O Ministério Público afirmou nesta quarta-feira que não estão descartadas novas prisões em decorrência da Operação Dolus em Ipatinga.

Segundo o promotor Fábio Finotti, existem novas denúncias com relação à operação e indícios do envolvimento de outras pessoas.
“Nós temos prazos determinados para concluir as investigações, mas é possível dadas as complexidades, de pedir prorrogações. Estamos observando rigorosamente os prazos processuais, de oferecimento de denúncia e não é possível dizer quando vão terminar as apurações.
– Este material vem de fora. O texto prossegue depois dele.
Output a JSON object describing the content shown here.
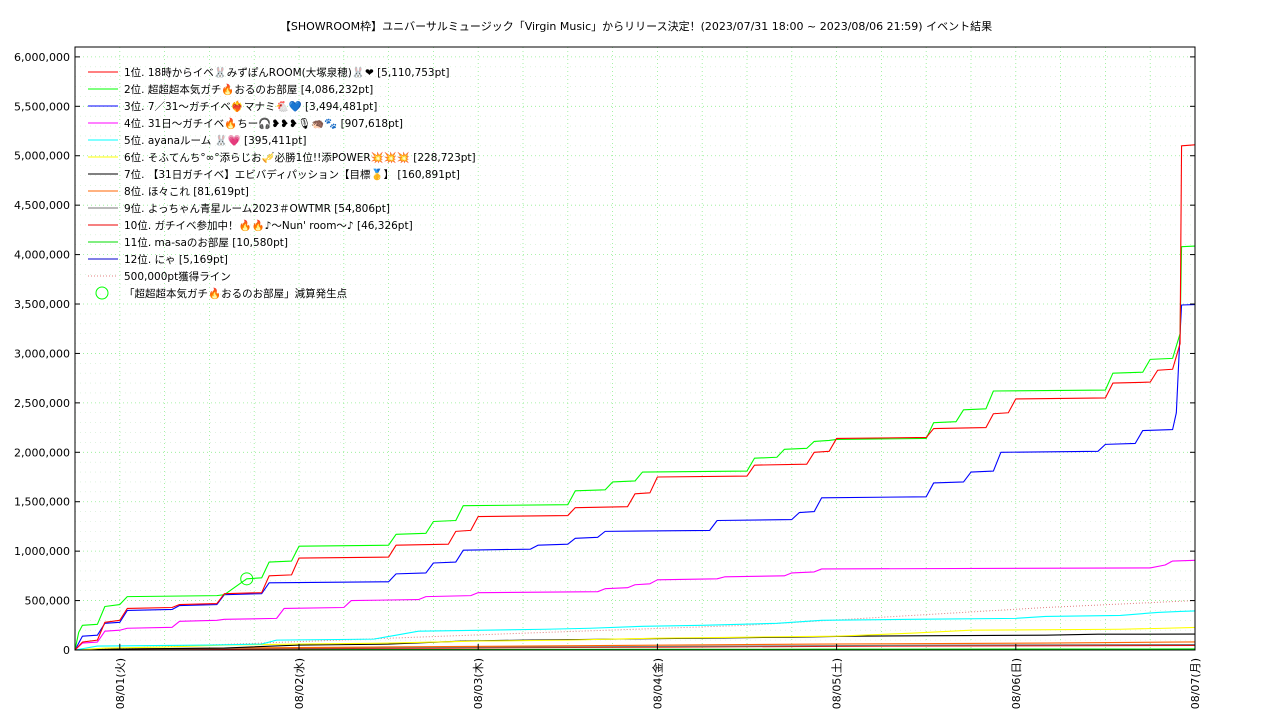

Precisamos aprofundar um pouco mais porque após o início da operação [Dolos] tiveram pessoas que nos procuraram e relataram fatos em teses criminosas que nós precisamos apurar”, finaliza.
VEREADOR MAZINHO : Negociaram até sorvetes
Na apuração do caso que envolve o vereador Mazinho a denúncia aponta que ele contratava funcionários “fantasmas”, para prestação de serviços na Casa, mas esses não exerciam suas funções junto ao Poder Legislativo Municipal.
“Com relação ao Masinho, nós temos uma nova imputação de quadrilha. Há também outros servidores, além dos fantasmas, que formaram a quadrilha para a prática do crime de peculato. Uma das servidoras “fantasmas” do vereador tinha uma sorveteria. Em troca do salário, ela repassava sorvetes para projetos sociais ligados ao vereador. As investigações continuam e estamos atentos aos novos fatos”, explica o promotor do Grupo de Atuação Especial de Combate ao Crime Organizado, Gaeco, Bruno Schiavo.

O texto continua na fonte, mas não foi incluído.